Stop chasing unicorns and simply focus on what needs to get done.
This is my understanding of what really matters:
Every solution is only as good as the definition of the problem that needs to be addressed and solved.
Obviously, the person supposed to come up with a clever solution needs to know his way around your domain to do that.
Keep asking the "why" question until you really peeled away the onion's layers and decomposed the problem into its atomic bits and pieces.
Now you have a starting point to apply systematic exploration of possible solutions
Without data, you cannot really do much. So identify what you have and what you need. If there's a gap, you have some upfront feasability checking to do to see whether or not you can close the gap.
Be then pragmatic in a very systematical way about how to access the data you need. Not every problem in the world needs a hyper resilient real-time-enabled microservice tech stack running in the cloud!
CSV and simple RDBMS structures will definitely get you off the ground. But do be VERY systematic about setting up even those simple data backends. Because if you'll be successful, the day of scaling up WILL come. But that's another story, really.
Assess which algorithm is most likely to get you at least a bit closer to the answer.
Start simple before getting out that sledgehammer if you are only after cracking a nut. If it has to be Deep Learning than go for it. In the end it's all just Linear Algebra and some R or Python code that you need to understand.
Unless you really need to tap into TRUE Artifical Intelligence, it's really not rocket science.
There is just ONE very crucial aspect: be VERY explicit about your learnings as you try out algorithms and potential solutions. But we'll cover that in the next section.
In the end, whether or not you can successfully bring it all together is simply a matter of organizing the entire end-to-end process well. Set yourself up for an iterative approach from the very beginning and be very very very systematic about keeping track of all your moving parts.
Keeping track means to version about everything that is subject to change and impacts any part of your data product or solution. It's usually pretty much everything.
Okay, I agree: this is BY FAR the hardest one to get right. But it is learning by doing anyway since you won't find any generic one-size-fits-all approach that automagically works for YOU. But you'll get there if you're committed to it and are somewhat familiar with agile working styles.
Being a “former business guy that turned geek” during my studies – which in turn led me to “Statistical Algorithms Bootcamp” as a PhD student long before Data Science was even a thing – Data Science, Data Engineering and Computer Science since have long become my preferred arenas in which my technical skills, creativity and curiosity perfectly unite to groove together.
As pretty much every aspect of the Data Engineering/Data Science spectrum I came across so far truly fascinated me, and continues to do so, I generally want to know how things actually work – all the way down to the nitty gritty details.
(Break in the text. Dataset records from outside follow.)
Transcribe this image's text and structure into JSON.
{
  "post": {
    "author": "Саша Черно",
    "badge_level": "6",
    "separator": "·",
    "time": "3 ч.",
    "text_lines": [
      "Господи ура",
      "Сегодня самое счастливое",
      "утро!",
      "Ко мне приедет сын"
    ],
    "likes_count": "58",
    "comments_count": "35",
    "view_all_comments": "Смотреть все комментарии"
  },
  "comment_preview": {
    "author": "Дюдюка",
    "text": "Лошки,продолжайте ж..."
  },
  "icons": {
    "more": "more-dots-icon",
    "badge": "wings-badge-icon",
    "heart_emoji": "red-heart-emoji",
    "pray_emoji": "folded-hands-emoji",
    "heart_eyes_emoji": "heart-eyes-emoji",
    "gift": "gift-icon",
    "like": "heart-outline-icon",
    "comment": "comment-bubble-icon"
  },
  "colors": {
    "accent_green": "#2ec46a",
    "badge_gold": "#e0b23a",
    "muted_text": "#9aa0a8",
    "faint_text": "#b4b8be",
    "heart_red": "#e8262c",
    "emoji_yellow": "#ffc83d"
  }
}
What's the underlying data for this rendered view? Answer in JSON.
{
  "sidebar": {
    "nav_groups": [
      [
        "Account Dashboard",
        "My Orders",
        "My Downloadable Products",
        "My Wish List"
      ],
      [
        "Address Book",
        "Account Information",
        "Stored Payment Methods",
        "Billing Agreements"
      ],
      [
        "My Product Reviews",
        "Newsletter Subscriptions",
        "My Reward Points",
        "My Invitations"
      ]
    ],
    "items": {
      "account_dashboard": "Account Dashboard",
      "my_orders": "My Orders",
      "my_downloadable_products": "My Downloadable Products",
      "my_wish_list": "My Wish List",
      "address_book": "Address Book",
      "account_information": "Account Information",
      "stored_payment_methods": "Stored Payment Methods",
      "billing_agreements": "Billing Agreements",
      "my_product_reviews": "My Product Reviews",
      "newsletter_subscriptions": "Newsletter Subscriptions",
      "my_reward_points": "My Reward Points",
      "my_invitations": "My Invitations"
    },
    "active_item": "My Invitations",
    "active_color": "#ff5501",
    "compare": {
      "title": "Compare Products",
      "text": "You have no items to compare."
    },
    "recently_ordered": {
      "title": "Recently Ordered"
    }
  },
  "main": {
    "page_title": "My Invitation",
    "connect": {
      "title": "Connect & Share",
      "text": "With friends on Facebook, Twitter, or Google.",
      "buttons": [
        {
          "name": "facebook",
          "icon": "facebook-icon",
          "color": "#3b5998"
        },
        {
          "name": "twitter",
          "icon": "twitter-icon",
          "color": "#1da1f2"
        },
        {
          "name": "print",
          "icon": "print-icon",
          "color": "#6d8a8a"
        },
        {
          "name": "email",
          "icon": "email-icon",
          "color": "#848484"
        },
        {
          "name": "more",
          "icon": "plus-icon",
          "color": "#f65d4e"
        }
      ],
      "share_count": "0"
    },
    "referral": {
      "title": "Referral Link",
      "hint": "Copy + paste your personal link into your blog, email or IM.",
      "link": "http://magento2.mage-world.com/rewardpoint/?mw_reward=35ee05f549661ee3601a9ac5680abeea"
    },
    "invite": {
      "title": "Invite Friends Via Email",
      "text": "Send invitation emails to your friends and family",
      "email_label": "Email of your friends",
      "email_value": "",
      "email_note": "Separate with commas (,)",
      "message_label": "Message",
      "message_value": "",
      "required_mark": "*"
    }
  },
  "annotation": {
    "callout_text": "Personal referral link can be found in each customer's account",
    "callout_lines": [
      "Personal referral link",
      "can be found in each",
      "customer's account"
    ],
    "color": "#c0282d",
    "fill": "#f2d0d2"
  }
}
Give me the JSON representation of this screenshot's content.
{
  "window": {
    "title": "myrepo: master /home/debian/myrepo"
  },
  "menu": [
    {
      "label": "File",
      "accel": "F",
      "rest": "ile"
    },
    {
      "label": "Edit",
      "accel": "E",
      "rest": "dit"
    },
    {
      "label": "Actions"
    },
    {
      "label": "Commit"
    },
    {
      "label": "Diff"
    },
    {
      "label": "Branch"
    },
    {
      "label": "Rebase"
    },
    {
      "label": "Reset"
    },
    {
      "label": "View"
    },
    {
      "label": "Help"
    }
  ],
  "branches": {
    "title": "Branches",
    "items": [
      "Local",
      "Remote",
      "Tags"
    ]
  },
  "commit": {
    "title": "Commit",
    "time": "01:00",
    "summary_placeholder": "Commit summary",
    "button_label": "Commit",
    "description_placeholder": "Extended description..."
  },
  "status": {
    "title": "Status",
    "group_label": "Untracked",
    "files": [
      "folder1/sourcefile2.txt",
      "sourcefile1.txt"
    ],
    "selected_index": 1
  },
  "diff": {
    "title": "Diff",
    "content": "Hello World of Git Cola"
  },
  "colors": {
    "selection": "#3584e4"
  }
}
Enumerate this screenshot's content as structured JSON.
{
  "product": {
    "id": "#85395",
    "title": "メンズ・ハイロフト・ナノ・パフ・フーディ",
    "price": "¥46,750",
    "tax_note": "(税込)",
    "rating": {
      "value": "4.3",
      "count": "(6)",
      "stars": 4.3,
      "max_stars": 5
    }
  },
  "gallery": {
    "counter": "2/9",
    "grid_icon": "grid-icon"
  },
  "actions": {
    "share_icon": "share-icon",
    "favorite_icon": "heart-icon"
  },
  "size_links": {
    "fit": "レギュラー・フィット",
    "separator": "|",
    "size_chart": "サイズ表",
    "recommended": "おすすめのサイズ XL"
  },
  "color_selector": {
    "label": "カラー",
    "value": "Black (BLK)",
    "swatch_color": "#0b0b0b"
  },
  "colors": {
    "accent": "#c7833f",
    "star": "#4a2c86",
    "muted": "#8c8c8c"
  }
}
Thus, I am confident in saying that I know my way around the vast scope of the Data Engineering and Data Science landscape quite well by now.
Does that make me one of those infamous “all-in-one” unicorns that silicon-valley-led bandwagon long strived for, until seemingly settling for a functionally highly specialized organizational setup à la Adam Smith? No, not at all.
It simply means that I am a very hands-on type of guy that generally loves having the actual skills and expertise to potentially “own” as many of the tech stack, engineering, modelling, project management and communicational aspects as possible involved in building data products and services. I generally strive for putting myself in a position to get things done “end-to-end” whenever possible – instead of “going narrow” and then having to rely on specialized experts covering those parts of the organizational or infrastructural pipeline that are prerequisites for my own work to happen.
Obviously, this generalist approach does imply that the depth of my expertise in any given area usually cannot rival that of a narrowly specialized expert – at least not out-of-the-box. Because while others may refer to my skillset as a being “T-shaped”, I would rather describe it as being “tree-shaped” as knowledge is inherently organic: I am able to adjust quickly and thoroughly to the demands at hand – extending branches, growing new leaves, even growing new branches if necessary. The notoriously curious and inquisitive person that I am, being confronted with new challenges that require me to learn and apply new skills is something that I truly enjoy – so doing gardening on my skill tree comes very natural to me.
All those unicorns and trees set aside, you could also simply say that I am a Full Stack Data Scientist that loves to code in R and Python, also keeps an eye on things like Julia and Scala, is very comfortable wearing multiple organizational hats, speaks several dialects of "tech", is also fluent in "business" and thus shines where ever business functions intersect.
I am especially good in decomposing complex problems into manageable parts, in finding creative analytical & programmatical approaches to tackling those parts and eventually distilling insights down to the essentials, which I in turn communicate adequately to key stakeholders and decision makers. A good intuition, a high level of perseverance and an aptness for systematic DevOps, DataOps and agile planning approaches while still applying a sound "80/20" pragmatism help me to stay on top of things.